The autobiography is practically that of an émigré, although the Bishop-designate was a “déporté.” Most of these aristocrats, ecclesiastics, and others who fled from France at a time when, had they possessed the courage to remain, they might have much altered the course of events, took refuge in Austria, Italy, and other continental Catholic countries. Comparatively few came to England. From the Bishop we learn that in 1791, having been designated Bishop of Moulins, he was expelled from France. He took refuge in Italy, where he had the good fortune to become Chief Chaplain to the Bourbon Princess, Victoire of France, “to whose bounty he owed his existence,” and at her death, in 1799, he was left absolutely without any resources. Under these circumstances he came to England, where he received the allowance granted to bishops at that time, £10 a month. In his narrative the Bishop enters into further details as to his misfortunes. He found his relatives in London in distress; he advanced them moneys which he obtained from money-lenders, who made the loans on the security of his expectations—expectations which came to nothing. When the Bishop’s father died, leaving a goodly inheritance, the whole was appropriated by his relatives, who took advantage of the Bishop’s absence from France. His brother suggested to him that if he would return to France and submit to the Government, they might help him. This the Bishop would never do, his devotion and loyalty to the Bourbons made it impossible, and in 1808 he is found at Stilton writing a begging letter from the Bell Inn—not there “out of pure compassion for his imprisoned countrymen,” but a “déporté” from France, who, when he arrived in England, was without any resources beyond his great expectations, on the strength of which the Bishop was able to obtain money from usurers, to one of whom this unfortunate prelate was paying 30 per cent. per annum for a loan of £200. He was not “living on his own charges and upon remittances from France,” but upon £240 a year paid to him by the British Government.

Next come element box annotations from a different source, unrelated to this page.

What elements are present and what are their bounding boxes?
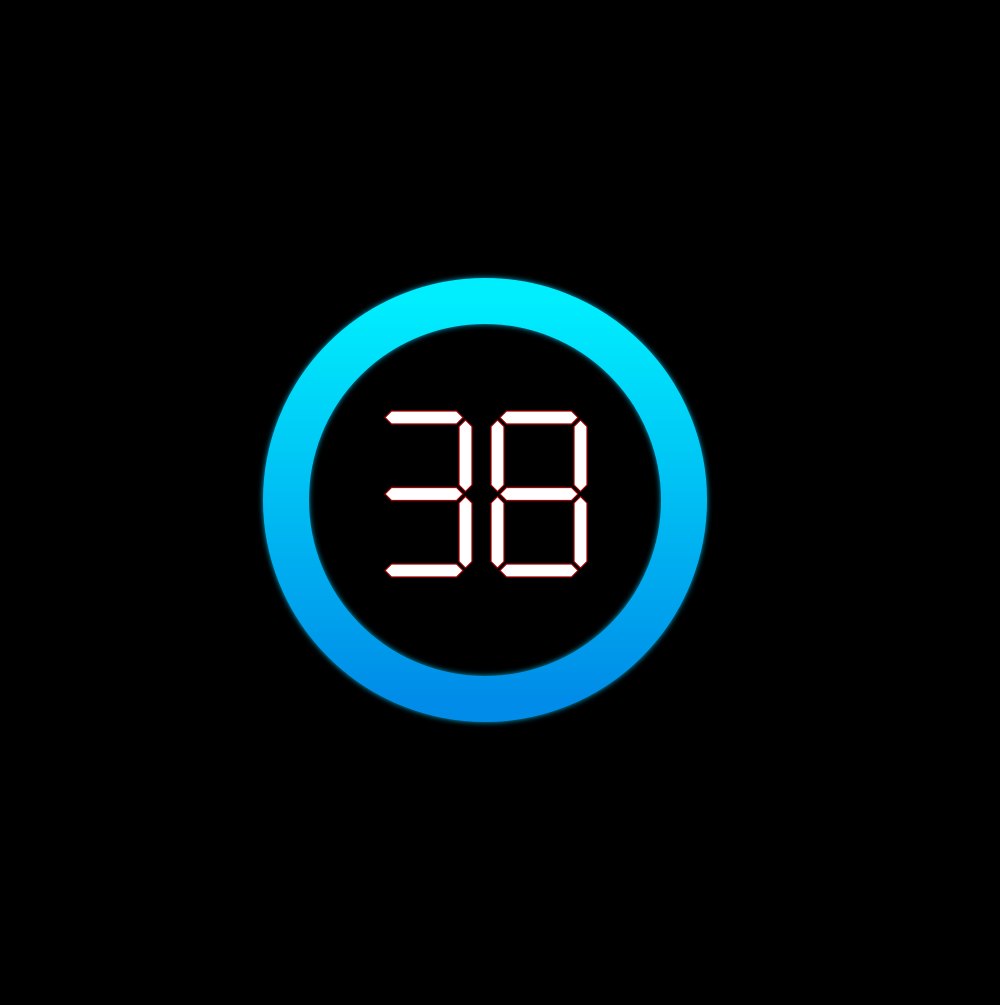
segment-top-right: [458, 419, 473, 493]
segment-middle: [384, 486, 464, 502]
segment-bottom: [384, 563, 464, 578]
segment-top-left: [490, 419, 505, 493]
progress-ring: [263, 278, 707, 722]
segment-top: [384, 410, 464, 425]
segment-bottom-right: [573, 495, 588, 569]
segment-bottom-left: [490, 495, 505, 569]
digit-tens: [384, 410, 473, 578]
segment-top: [499, 410, 579, 425]
segment-bottom: [499, 563, 579, 578]
segment-bottom-right: [458, 495, 473, 569]
digit-ones: [490, 410, 588, 578]
segment-top-right: [573, 419, 588, 493]
segment-middle: [499, 486, 579, 502]
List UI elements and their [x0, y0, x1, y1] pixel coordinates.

To this payment by the British Government was added the extraordinary privilege of the liberation of a lad from Norman Cross to act as his servant. This was a further favour from the Government which was feeding him and clothing him. The Bishop’s return for these acts of grace was to allow the lad to join in the illegal straw-plait traffic, and then to make the application which, reading between the lines of Sir Rupert George’s letter, it was easy to see was regarded by the Transport Board as a gross piece of effrontery. The sequel was more letters in the effusive begging-letter style of a century ago to the tender-hearted, influential nobleman whose acquaintance he had made, and the ultimate granting of another servant.

In one of his letters the Bishop denies that there is any truth in the accusation that his servant was an accomplice in the illicit trading in straw plait, and there is no extant evidence that he was so; but it is clear, from the correspondence between the Transport Board and the Secretary to the Admiralty, and between the latter and Earl Fitzwilliam, that the Transport Board had no doubt about the fact.

There is something pathetic in the fact that these letters, in his, the Bishop’s, beautiful handwriting, which is like the finest engrossing, but so small that it is scarcely legible without the aid of a magnifying-glass, should have come to light exactly 100 years after they were written, and only two years after the wish had been expressed by the writers quoted above, that more could be learned of “this worthy prelate” and “this good man,” for in them the Bishop himself rises up to cast off the adornments of self-sacrifice, etc., with which he has been decorated by his biographers.

Divers writers, one after another, have attributed to him the qualifications of a saint, finding everything he did so good and wonderful, that the last, the late Rev. M. C. Godwin, mentions as a merit that the Bishop walked a mile to his duties at the prison.

Mr. Brown, in the footnote just quoted, says: “It would be interesting to know the history of this good man after the prisoners were discharged in 1814.”